A lot smaller. The 211 was too bulky for my writs. Maybe I'm just too used to 40mm watches, but the 413 sat nice and snug. Of course the 413 is Titanium, so it is much lighter too. I liked summer and fall for the feel/heft of steel that sat down low on my wrist - the titanium models have beautiful dials but are a lot lighter (could be good or bad - depending on what you want).

They look like they are the same thickness on paper, but the 413 seemed to sit a lot lower (maybe it is the thinner case with that bezel less design?)


----------



## kritameth (Oct 11, 2015)

Seriously considering pulling the trigger on my first Grand Seiko. I remember trying the Snowflake on and thinking that it wore a little big for its purpose, so I'm leaning towards the equally beautiful Spring. Does anyone have knowledge on the max discount for the Spring from an AD?


----------



## Sparrowhawk (May 22, 2006)

kritameth said:


> Seriously considering pulling the trigger on my first Grand Seiko. I remember trying the Snowflake on and thinking that it wore a little big for its purpose, so I'm leaning towards the equally beautiful Spring. Does anyone have knowledge on the max discount for the Spring from an AD?
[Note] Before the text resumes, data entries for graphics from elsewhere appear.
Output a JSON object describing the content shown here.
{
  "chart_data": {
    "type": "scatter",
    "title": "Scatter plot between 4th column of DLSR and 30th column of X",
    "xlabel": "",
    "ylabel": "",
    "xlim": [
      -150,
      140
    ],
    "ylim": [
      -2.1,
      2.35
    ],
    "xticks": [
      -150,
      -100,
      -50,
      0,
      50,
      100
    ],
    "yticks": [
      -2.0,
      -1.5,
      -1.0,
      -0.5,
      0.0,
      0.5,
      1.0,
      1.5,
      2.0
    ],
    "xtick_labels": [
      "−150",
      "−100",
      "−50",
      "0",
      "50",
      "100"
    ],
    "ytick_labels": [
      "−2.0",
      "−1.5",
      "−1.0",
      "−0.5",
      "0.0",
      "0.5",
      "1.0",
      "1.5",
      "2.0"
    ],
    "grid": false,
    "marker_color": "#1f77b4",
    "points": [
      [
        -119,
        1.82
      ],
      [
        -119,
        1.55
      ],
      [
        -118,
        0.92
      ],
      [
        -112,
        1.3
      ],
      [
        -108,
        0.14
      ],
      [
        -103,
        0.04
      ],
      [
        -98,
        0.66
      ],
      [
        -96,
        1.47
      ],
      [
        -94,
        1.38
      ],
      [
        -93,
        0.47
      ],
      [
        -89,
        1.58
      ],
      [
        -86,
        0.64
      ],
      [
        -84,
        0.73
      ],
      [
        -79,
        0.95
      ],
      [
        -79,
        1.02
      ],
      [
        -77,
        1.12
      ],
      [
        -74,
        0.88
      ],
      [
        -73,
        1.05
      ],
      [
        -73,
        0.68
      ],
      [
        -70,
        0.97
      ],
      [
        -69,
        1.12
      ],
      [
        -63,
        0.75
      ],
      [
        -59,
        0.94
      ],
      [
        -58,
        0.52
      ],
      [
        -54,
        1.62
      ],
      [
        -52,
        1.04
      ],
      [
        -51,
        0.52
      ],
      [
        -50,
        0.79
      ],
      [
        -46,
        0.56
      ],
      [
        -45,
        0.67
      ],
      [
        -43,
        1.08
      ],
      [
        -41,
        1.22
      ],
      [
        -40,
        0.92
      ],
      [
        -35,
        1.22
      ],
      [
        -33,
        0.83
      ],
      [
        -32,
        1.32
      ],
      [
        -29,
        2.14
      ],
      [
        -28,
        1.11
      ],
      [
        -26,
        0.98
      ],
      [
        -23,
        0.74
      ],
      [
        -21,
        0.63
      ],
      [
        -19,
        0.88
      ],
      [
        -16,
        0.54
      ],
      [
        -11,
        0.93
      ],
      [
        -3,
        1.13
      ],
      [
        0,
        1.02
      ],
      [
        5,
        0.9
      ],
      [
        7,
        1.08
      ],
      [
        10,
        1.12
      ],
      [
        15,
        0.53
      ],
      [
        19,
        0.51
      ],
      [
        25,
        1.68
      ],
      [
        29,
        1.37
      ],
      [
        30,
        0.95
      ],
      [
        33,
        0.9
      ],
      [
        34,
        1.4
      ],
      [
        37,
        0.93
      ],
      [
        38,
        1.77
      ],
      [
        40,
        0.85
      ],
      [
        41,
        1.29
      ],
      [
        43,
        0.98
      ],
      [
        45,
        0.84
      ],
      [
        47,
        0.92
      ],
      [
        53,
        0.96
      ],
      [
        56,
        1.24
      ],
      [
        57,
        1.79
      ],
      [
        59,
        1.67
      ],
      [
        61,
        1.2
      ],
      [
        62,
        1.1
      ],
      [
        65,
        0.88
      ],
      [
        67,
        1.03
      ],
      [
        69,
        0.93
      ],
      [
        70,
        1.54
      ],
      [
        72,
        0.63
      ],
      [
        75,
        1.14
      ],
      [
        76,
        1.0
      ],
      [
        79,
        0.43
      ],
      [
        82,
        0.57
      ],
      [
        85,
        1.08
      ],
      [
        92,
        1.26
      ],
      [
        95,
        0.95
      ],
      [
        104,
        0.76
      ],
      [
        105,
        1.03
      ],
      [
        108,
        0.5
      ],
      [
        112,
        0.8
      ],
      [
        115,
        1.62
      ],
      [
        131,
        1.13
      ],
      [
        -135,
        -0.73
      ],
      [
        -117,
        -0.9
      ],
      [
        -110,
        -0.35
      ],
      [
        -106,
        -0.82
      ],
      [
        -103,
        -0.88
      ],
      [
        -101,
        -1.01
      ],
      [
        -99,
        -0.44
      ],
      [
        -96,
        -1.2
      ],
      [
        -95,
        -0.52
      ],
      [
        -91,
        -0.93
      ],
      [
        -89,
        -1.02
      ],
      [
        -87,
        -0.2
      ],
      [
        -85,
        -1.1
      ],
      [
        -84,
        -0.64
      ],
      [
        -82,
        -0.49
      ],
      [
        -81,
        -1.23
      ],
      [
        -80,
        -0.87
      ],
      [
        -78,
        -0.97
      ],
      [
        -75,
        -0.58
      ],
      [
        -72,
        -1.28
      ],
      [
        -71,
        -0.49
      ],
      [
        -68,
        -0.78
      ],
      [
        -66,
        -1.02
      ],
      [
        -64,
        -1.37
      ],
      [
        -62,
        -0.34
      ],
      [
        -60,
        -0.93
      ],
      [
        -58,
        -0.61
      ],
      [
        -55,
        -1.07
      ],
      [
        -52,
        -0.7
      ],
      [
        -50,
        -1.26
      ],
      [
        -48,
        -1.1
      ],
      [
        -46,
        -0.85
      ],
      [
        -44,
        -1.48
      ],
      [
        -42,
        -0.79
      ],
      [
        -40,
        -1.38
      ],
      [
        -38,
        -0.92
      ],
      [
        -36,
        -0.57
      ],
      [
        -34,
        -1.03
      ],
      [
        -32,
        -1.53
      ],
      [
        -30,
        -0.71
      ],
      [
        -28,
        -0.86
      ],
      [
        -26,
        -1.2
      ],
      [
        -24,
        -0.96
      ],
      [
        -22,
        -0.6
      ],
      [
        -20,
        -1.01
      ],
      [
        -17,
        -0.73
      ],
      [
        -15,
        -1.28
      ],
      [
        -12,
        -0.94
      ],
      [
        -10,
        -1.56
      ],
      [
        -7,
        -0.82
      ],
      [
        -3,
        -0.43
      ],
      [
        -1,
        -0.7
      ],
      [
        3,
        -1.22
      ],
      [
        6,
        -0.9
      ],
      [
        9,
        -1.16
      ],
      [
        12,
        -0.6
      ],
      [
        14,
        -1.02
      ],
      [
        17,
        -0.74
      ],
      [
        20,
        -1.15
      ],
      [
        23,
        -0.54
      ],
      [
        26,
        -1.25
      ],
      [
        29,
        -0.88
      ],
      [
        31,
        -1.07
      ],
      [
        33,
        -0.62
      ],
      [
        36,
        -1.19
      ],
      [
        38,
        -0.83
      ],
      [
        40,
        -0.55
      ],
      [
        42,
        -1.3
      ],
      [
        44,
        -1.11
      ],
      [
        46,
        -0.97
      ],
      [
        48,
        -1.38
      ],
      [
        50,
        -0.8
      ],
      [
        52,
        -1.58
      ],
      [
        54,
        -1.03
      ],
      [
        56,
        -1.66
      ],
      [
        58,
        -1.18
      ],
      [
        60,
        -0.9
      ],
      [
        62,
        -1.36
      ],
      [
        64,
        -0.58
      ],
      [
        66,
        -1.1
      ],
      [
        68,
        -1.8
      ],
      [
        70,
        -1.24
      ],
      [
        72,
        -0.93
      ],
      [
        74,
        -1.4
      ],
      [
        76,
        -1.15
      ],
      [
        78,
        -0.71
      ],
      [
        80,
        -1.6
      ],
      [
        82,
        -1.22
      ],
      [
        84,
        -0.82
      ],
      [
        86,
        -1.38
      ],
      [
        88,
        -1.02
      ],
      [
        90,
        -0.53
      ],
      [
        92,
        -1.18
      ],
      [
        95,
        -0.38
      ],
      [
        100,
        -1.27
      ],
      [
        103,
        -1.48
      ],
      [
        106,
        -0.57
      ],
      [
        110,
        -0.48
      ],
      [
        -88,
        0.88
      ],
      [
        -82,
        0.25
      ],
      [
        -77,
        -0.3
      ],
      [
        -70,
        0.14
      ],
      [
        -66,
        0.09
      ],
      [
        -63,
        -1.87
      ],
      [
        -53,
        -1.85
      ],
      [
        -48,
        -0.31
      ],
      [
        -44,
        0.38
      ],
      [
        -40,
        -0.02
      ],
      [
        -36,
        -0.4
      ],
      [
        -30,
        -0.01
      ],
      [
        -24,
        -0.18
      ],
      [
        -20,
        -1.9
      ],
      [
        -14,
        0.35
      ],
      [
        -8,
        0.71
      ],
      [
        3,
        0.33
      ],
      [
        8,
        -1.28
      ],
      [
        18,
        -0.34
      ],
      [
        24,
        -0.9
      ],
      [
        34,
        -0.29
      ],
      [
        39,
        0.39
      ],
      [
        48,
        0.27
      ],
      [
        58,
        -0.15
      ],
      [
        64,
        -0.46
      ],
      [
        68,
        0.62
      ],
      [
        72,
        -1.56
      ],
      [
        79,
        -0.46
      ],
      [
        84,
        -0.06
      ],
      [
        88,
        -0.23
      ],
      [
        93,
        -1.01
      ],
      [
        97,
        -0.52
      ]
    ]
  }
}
You are not likely to see a large discount, or one at all, for that model. It is a LE and is has become in rather short supply. I believe ADs have to get the full seasons collection as a set.


----------



## kritameth (Oct 11, 2015)

I agree it is in short supply at the moment. I don't believe it is a limited edition, only a U.S. exclusive model. I am curious as to how long Grand Seiko will keep producing it, and if that'll drive down the market price in the future.


----------



## NTJW (May 28, 2019)

Is the 211 really that big? A local dealer has one preowned, only 2 months old. Will set me back some 4k USD, I’m really thinking of getting it. How does it compare with an op39? That’s the closest thing to the similiar size that I own I think...


----------



## kennethwashere (Apr 11, 2015)

211 would be the choice for me.


----------



## kritameth (Oct 11, 2015)

I think the 62GS case is much more interesting, but I'd genuinely like to hear proponents of the Snowflake's case.


----------



## bigbombula (Sep 10, 2010)

Congratulations! You made the right choice. The 413 wins in terms of dimensions, and case design over the snowflake.


----------



## kritameth (Oct 11, 2015)

Possibly the toughest dilemma I've come across in recent years.


----------



## Ced Craig (Mar 31, 2020)

I haven‘t seen them in the metal, but I lean towards the 413, which I‘ve heard isn‘t all that pink on wrist. The 415 also appeals.


----------



## JLittle (Nov 7, 2020)

I chose the Snowflake and I couldn't be happier.


----------



## oliver37 (Jan 4, 2015)

I'd vote for the 413! I think its case is more trim and modern.


----------